A commission of the Associate Reformed Presbyterian Catawba Presbytery found that Derek Thomas had in fact copied from the sermons of Sinclair Ferguson without proper attribution, but that
"none of the interviews and investigations of this Committee have revealed any credible evidence that Derek Thomas intentionally engaged in the practice of plagiarism." Accordingly, Thomas was admonished in writing by the Catawba Presbytery for "unintentional plagiarism".

==Selected works==
- "Heaven On Earth: What the Bible Teaches about the Life to Come", Christian Focus Publications, 2018.
- Strength For The Weary, Reformation Trust Publishing, 2018.
- The Pilgrim’s Progress: A Guided Tour, Ligonier Ministries, 2014.
- How the Gospel Brings Us All the Way Home, Reformation Trust Publishing, 2011.
- Acts: Reformed Expository Commentary, P&R, 2011 (withdrawn by the publisher in November 2018 due to "unattributed content from sermons by another pastor").
- What Is Providence?, Basics of the Faith series, P&R, 2008.

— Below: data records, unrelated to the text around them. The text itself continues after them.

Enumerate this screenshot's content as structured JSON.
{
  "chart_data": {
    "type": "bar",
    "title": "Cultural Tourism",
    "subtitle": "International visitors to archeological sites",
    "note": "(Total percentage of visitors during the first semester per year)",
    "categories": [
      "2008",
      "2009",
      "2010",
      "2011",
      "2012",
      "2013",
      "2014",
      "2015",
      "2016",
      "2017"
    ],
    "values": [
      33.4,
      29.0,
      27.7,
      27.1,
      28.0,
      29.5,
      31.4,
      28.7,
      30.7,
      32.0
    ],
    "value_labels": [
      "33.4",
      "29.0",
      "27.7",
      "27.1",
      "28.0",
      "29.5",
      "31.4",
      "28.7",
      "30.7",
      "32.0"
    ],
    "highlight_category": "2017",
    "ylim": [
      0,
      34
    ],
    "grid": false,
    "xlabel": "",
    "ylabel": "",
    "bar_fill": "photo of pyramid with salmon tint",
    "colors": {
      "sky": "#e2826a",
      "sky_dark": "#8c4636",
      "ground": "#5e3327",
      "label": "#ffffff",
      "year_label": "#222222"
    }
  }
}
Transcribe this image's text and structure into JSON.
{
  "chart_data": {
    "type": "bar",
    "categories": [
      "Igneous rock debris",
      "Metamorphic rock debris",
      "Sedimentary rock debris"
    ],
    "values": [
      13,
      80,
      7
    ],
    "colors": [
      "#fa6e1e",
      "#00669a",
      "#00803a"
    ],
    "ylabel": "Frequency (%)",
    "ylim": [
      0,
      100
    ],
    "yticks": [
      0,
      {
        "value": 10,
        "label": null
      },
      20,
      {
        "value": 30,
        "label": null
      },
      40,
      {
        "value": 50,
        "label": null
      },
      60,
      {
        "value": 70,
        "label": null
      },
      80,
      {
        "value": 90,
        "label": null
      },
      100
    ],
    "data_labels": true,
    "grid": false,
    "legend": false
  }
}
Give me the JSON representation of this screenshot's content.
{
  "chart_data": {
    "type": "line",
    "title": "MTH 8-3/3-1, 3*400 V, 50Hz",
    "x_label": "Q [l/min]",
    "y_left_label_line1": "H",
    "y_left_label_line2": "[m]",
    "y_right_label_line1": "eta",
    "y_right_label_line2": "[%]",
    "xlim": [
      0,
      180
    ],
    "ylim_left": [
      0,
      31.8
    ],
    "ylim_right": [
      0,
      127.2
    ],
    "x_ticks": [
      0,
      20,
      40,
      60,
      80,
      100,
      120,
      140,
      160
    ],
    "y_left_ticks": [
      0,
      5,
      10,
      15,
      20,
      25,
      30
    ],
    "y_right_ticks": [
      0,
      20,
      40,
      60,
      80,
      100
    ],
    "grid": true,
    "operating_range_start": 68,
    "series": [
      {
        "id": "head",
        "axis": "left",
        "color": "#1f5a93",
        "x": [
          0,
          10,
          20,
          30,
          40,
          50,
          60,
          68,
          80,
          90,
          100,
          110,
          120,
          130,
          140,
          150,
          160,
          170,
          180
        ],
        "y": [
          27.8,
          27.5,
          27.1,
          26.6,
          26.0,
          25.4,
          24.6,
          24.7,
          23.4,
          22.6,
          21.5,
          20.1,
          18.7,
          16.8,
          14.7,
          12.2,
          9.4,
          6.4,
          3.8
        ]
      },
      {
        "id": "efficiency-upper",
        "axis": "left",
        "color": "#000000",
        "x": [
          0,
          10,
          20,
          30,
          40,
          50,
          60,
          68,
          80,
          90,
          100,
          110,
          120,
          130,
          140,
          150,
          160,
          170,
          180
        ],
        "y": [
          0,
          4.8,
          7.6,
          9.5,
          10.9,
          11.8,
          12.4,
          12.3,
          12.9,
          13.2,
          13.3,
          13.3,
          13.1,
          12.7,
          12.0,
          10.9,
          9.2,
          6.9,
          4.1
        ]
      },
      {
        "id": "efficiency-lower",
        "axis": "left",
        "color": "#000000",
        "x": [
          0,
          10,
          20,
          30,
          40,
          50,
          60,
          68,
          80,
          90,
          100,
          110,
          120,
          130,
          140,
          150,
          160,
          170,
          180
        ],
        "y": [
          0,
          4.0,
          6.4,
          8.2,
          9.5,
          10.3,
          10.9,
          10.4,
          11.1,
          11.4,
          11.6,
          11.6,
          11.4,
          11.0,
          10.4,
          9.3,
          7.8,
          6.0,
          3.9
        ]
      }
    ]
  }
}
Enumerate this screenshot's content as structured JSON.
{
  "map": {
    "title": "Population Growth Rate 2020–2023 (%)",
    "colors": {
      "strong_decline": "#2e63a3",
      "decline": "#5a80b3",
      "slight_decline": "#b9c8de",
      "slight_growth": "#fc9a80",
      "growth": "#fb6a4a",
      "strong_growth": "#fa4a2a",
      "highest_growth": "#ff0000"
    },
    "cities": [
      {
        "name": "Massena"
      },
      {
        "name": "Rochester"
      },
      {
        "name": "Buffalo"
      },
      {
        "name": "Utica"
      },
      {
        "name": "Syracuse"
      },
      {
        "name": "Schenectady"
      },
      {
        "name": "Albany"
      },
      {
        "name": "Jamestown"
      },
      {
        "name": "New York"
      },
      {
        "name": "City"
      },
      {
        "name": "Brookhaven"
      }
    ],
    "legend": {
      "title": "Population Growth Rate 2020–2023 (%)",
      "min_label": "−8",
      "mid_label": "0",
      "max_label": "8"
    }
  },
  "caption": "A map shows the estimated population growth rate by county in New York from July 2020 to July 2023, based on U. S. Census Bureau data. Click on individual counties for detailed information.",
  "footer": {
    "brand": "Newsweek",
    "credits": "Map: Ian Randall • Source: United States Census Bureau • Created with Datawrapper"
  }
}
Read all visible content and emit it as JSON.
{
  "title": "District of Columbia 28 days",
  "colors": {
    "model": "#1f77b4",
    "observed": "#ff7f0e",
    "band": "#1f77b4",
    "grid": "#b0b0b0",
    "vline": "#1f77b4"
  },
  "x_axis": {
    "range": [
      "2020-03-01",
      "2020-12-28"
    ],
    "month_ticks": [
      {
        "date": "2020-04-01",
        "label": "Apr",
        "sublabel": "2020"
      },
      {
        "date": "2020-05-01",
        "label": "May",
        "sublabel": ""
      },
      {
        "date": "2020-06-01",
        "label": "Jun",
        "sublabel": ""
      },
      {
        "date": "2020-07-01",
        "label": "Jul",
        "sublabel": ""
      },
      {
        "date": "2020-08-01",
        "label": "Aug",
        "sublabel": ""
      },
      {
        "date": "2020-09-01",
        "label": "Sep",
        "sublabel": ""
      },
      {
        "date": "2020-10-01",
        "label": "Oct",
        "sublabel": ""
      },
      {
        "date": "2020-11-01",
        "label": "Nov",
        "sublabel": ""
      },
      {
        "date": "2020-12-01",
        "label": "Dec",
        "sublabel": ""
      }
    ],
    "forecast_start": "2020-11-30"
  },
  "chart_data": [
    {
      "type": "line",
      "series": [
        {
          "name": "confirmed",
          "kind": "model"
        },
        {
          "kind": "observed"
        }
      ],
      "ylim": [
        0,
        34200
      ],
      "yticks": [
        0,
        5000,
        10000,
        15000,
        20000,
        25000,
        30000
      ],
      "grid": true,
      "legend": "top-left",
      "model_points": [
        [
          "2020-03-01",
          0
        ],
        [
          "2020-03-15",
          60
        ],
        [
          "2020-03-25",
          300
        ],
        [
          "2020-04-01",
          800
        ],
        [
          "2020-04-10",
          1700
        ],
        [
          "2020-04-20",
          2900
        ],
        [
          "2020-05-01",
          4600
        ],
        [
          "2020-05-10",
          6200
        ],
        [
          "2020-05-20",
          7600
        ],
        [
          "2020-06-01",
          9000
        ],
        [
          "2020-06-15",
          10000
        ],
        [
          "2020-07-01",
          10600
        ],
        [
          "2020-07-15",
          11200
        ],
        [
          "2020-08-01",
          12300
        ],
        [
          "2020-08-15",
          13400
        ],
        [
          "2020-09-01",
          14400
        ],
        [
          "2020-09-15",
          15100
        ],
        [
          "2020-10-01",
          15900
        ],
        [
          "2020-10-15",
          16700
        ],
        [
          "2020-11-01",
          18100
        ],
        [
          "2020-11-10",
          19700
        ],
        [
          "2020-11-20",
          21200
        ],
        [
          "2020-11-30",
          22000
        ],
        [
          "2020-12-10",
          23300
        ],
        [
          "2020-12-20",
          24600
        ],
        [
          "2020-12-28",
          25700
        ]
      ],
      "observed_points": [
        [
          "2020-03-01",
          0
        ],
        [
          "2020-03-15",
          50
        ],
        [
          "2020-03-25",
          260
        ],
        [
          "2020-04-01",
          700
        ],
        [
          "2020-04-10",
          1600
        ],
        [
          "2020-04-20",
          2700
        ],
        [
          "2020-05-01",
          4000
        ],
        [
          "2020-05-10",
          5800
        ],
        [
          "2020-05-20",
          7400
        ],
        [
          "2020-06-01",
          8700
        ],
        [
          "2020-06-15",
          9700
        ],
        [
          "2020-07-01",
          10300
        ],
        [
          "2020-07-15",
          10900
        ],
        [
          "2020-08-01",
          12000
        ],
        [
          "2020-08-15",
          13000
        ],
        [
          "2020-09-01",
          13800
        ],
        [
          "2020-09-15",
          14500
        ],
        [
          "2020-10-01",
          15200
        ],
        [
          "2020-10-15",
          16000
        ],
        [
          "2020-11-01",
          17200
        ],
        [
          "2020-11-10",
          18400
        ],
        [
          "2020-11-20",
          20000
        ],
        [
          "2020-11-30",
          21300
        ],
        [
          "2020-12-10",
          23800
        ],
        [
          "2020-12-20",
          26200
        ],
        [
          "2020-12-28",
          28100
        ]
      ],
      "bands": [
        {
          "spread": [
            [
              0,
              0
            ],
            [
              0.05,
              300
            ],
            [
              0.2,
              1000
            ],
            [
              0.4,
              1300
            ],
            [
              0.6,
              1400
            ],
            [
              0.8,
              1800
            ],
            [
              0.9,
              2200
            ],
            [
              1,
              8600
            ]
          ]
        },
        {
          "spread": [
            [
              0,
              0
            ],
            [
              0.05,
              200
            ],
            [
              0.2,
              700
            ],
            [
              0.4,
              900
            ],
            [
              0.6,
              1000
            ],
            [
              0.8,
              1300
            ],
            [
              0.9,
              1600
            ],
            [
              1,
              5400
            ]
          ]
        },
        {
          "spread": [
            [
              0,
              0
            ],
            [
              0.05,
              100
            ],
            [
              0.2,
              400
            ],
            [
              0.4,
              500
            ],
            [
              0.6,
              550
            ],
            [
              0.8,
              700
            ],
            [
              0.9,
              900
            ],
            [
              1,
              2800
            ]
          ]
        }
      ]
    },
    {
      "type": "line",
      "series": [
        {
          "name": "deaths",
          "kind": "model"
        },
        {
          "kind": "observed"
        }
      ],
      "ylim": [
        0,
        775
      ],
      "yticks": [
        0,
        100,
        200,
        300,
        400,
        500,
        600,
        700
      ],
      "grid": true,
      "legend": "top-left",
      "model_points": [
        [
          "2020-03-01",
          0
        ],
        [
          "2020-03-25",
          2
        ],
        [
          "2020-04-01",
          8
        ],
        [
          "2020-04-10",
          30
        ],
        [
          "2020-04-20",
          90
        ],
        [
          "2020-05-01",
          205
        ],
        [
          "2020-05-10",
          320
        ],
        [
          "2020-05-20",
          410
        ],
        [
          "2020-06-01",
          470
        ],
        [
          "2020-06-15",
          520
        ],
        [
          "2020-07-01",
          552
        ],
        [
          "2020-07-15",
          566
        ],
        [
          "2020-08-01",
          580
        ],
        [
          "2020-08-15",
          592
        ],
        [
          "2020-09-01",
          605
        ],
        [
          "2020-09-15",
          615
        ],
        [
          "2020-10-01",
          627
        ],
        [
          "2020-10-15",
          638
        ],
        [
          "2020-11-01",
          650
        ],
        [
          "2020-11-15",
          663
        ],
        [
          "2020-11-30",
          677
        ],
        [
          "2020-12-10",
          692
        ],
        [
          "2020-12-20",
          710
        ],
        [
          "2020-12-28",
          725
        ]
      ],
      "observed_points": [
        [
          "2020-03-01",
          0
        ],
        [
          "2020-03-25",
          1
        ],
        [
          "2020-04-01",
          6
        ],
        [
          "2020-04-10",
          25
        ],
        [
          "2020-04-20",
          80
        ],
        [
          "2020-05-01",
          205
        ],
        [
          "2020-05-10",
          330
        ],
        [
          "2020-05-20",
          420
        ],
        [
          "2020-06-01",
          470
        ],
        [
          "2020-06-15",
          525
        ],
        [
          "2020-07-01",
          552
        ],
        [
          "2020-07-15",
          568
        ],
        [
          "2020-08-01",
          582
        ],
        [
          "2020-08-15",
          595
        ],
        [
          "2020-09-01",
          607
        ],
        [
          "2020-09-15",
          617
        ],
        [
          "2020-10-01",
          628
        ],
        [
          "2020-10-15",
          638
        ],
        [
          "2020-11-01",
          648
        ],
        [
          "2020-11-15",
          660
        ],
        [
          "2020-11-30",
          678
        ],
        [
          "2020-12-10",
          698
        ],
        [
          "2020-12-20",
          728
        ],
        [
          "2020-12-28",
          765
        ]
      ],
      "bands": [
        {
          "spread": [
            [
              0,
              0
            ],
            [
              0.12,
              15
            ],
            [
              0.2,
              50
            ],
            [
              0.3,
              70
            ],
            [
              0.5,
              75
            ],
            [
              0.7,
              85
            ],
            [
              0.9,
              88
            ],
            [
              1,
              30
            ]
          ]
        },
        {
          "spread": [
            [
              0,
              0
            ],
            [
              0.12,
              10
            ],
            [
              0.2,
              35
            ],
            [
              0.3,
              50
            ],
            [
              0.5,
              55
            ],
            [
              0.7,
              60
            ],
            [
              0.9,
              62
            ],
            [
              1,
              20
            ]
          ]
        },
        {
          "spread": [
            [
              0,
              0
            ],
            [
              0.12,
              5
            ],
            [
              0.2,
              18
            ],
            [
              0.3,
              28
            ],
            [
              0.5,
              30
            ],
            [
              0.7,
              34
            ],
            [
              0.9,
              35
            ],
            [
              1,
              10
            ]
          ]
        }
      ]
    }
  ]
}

- Let’s Study Galatians, Banner of Truth, 2004.
- Calvin’s Teaching on Job: Proclaiming the Incomprehensible God, Christian Focus Publications, 2004.
- Give Praise to God: A Vision for Reforming Worship (Ed. with J. Ligon Duncan III and Philip Graham Ryken), P&R, 2003.
- Let’s Study Revelation, Edinburgh: Banner of Truth, 2003.
- Mining for Wisdom: 28 Daily Readings from Job, Evangelical Press, 2002.
- Making the Most of your Devotional Life, Evangelical Press, 2001.
- Praying the Saviour’s Way, Christian Focus Publications, 2001.
- The Essential Commentaries for a Preacher’s Library, Reformed Academic Press, 1996.
- Taken Up To Heaven: The Ascension of Christ, foreword by J. Ligon Duncan, Evangelical Press, 1996.
- The Storm Breaks: Job Simply Explained, Welwyn Commentary Series, Evangelical Press, 1995. Second Impression 2004.
- God Strengthens: Ezekiel Simply Explained, Welwyn Commentary Series, Evangelical Press, 1993. Second Impression 2003.
- God Delivers: Isaiah Simply Explained, Welwyn Commentary Series, Evangelical Press, 1991. Second Impression 1998.
- Help for Hurting Christians: Reflections on Psalms, Evangelical Press, 1991.
- Wisdom: The Key to Living God’s Way, Christian Focus Publications, 1990.
- Serving the King: A Guide to Christian Usefulness, Evangelical Press, 1989.